Max’s arm felt as though it was being torn out of its socket, and his ribs hurt from the pounding he’d taken, but despite the pain he pressed himself against the hidden boulder and pulled on the man’s weight as hard as he could.

The monk shouted again, the desperation as strident as before, this time in French, but a sucking, collapsing roar overtook the first words, and all Max heard was a broken cry. “… allez … Abb … aye! … le crocodile et le serpent!”

Max stared in disbelief. There were only twenty meters of snow left behind the monk, the rest had gone. When this slab dropped, they would both die, plunging into a gray, mist-shrouded nothingness.

The monk’s other arm snatched something from around his neck, broke the cord that held it and threw it at Max. It was a crucifix and what looked like a medallion, but Max’s eyes were on the wounded man’s as they pleaded, and his faint, desperate words reached out again. “Ez ihure ere fida-eheke hari ere.”

Max shook his head. Why didn’t the man realize he could not understand him? And then the remaining block of snow fell, and the monk with it, sucked from Max’s grip. His eyes stayed on the boy’s as his clawing fingers ripped away Max’s glove, his father’s watch; nails raked his skin.

In the fraction of a second it took before the monk was swallowed by the churning mist, he shouted one word that Max had no problem understanding.

“Lucifer!”

3

The ski patrol found Max less than an hour later, straddled across a jagged rock that, in turn, stuck out in space across a massive precipice. He was hypothermic and unconscious. The four-man team, wary of the gaping void, roped themselves together and brought Max up on a rescue stretcher. Within ten minutes they had eased him a safe distance down the slopes and called in the Mountain Air Rescue helicopter, which flew him straight to the main hospital at Pau, less than half an hour by air to the south.

Max stayed in the darkness of his mind, at times plummeting through the blackness as if that terrible vortex that had sucked out the bottom of the world was still trying to claim him. The helicopter’s mechanical shuddering snatched at his consciousness. Once, through half-open eyes, he saw the blurred whirring of blades against a gray sky and felt the exhaust vapor sting his nostrils. He tried to get up but he was strapped down and the winch man placed a gloved, comforting hand against his chest. The man smiled. Everything was OK. He was safe.

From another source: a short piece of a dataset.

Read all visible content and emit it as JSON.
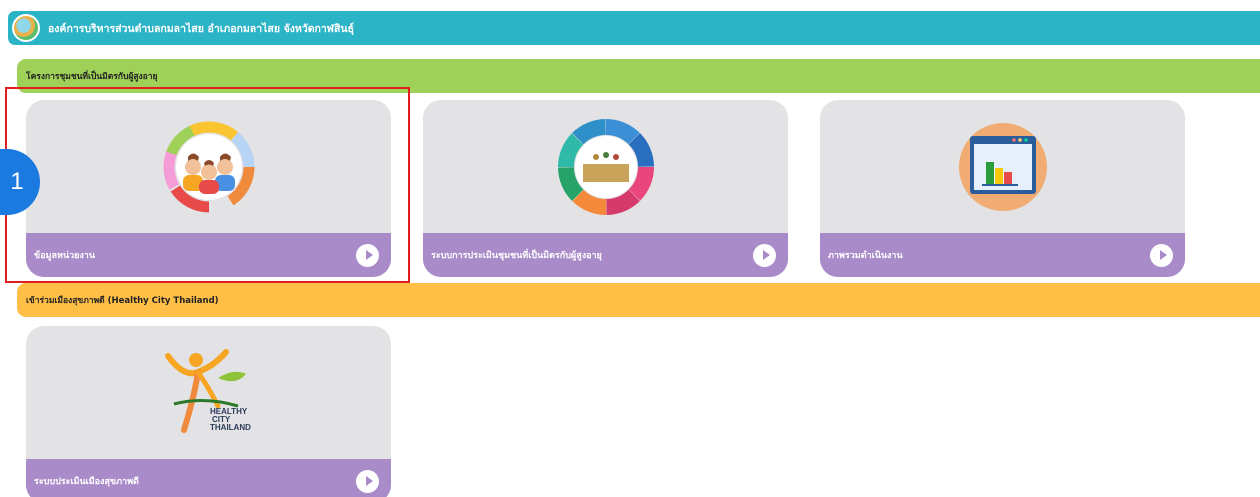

Max was still unconscious when the helicopter landed. His neck was braced in a medical collar, his arms and legs secured. The French medical team was excellent. Being this close to the mountains and the main highway, they all had extensive experience in shattered bones and hypothermic victims.

Inside the building the team listened to the airborne medics’ concise assessment of their patient. The doctor quickly realized that the young man the trauma team was helping onto the gurney was fit and strong. His muscle tone was good, his heartbeat steady and there was no sign of internal bleeding.

The doctor ordered an MRI scan. The nurse had already cut away his damaged jacket and was about to cut off Max’s cargo pants and fleece when he opened his eyes.